Co-expression of TGR5 and TRPA1 in cutaneous afferent neurons isolated from mice was analyzed by immunofluorescence, in situ hybridization, and single-cell polymerase chain reaction. TGR5-induced activation of TRPA1 was studied in in HEK293 cells, Xenopus laevis oocytes, and primary sensory neurons by measuring Ca²⁺ signals. The contribution of TRPA1 to TGR5-induced release of pruritogenic neuropeptides, activation of spinal neurons, and scratching behavior were studied using TRPA1 antagonists or Trpa1^−/− mice.

Results

TGR5 and TRPA1 protein and messenger RNA were expressed by cutaneous afferent neurons. In HEK cells, oocytes, and neurons co-expressing TGR5 and TRPA1, BAs caused TGR5-dependent activation and sensitization of TRPA1 by mechanisms that required Gβγ, protein kinase C, and Ca²⁺. Antagonists or deletion of TRPA1 prevented BA-stimulated release of the pruritogenic neuropeptides gastrin-releasing peptide and atrial natriuretic peptide B in the spinal cord. Disruption of Trpa1 in mice blocked BA-induced expression of Fos in spinal neurons and prevented BA-stimulated scratching.

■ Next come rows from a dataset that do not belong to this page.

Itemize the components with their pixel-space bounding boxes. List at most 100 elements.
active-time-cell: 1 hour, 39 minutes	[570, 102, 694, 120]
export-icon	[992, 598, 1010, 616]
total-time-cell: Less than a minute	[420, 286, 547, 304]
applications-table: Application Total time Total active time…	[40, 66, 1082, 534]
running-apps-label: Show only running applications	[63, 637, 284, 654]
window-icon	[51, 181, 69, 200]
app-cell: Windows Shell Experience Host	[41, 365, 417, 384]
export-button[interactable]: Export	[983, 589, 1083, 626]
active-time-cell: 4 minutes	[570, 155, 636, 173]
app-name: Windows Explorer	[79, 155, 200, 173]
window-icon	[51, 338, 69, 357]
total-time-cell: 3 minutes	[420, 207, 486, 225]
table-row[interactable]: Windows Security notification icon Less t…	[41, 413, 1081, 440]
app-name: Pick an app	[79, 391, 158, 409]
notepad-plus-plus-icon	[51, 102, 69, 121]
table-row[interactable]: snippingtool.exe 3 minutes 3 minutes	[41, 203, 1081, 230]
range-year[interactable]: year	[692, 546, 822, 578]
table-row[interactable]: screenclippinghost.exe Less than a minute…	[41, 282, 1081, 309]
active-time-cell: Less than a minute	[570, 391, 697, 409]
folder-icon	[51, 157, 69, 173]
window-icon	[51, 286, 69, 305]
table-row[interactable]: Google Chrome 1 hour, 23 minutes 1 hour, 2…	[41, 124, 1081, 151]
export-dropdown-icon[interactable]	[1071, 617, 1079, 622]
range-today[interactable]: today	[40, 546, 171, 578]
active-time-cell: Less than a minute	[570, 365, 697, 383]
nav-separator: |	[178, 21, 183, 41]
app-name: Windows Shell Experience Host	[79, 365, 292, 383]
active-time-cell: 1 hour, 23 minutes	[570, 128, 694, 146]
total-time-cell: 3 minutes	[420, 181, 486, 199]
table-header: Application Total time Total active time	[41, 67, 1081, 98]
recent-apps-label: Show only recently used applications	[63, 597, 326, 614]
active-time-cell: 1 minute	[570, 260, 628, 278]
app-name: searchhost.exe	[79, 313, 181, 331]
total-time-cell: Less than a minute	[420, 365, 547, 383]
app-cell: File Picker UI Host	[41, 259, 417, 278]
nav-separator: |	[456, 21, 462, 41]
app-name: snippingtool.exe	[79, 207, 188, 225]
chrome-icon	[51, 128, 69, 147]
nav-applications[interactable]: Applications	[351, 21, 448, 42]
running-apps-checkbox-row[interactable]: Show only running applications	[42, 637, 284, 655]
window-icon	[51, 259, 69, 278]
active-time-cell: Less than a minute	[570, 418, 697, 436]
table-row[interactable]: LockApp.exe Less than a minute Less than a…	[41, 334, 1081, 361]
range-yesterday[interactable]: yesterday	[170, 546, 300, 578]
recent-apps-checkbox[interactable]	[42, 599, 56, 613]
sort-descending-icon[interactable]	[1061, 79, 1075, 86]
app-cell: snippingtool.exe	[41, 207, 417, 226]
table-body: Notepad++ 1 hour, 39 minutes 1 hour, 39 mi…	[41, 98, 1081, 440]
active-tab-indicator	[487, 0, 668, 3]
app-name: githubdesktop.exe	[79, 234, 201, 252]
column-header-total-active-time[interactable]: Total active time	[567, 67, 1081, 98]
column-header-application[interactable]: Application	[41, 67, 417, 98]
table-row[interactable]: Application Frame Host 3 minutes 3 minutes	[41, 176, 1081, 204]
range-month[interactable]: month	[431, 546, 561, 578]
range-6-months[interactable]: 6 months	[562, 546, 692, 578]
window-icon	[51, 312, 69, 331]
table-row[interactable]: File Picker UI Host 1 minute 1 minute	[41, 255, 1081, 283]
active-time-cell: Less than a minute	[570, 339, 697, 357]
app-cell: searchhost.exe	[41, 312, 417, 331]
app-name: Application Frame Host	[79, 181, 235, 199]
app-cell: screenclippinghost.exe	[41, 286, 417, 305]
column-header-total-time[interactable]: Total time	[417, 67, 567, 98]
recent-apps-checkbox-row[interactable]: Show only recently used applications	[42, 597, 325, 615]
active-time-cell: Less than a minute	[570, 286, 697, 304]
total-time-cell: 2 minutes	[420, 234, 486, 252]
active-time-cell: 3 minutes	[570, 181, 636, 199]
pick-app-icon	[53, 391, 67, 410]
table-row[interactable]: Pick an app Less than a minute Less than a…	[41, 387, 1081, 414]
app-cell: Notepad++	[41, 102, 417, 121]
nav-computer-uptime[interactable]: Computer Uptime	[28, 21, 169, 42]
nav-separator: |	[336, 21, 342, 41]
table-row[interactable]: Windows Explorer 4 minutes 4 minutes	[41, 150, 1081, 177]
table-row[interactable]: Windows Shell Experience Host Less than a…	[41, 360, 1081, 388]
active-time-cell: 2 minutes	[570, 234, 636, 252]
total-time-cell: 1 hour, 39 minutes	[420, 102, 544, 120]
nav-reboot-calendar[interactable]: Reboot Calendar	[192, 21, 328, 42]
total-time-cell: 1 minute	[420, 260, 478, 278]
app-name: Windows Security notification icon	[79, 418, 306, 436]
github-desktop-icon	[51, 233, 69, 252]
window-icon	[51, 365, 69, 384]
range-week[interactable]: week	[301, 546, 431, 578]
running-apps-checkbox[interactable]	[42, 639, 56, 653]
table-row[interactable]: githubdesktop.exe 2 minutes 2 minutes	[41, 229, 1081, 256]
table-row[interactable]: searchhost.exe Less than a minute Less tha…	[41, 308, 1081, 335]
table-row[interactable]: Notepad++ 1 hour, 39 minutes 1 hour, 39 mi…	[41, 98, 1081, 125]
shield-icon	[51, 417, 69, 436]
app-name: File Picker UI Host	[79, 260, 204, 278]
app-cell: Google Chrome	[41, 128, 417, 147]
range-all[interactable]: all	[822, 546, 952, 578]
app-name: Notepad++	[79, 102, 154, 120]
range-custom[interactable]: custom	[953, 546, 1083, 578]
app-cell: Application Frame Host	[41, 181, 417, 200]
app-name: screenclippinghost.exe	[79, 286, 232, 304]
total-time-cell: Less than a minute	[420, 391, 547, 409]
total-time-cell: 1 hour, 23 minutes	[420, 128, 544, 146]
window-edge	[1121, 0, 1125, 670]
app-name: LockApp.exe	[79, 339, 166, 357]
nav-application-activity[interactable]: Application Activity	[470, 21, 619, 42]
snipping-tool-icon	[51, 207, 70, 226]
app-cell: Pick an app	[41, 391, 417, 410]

Spontaneous scratching was exacerbated in transgenic mice that overexpressed TRG5. Administration of a TRPA1 antagonist or the BA sequestrant colestipol, which lowered circulating levels of BAs, prevented exacerbated spontaneous scratching in TGR5 overexpressing mice.

Conclusions

BAs induce pruritus in mice by co-activation of TGR5 and TRPA1. Antagonists of TGR5 and TRPA1, or inhibitors of the signaling mechanism by which TGR5 activates TRPA1, might be developed for treatment of cholestatic pruritus.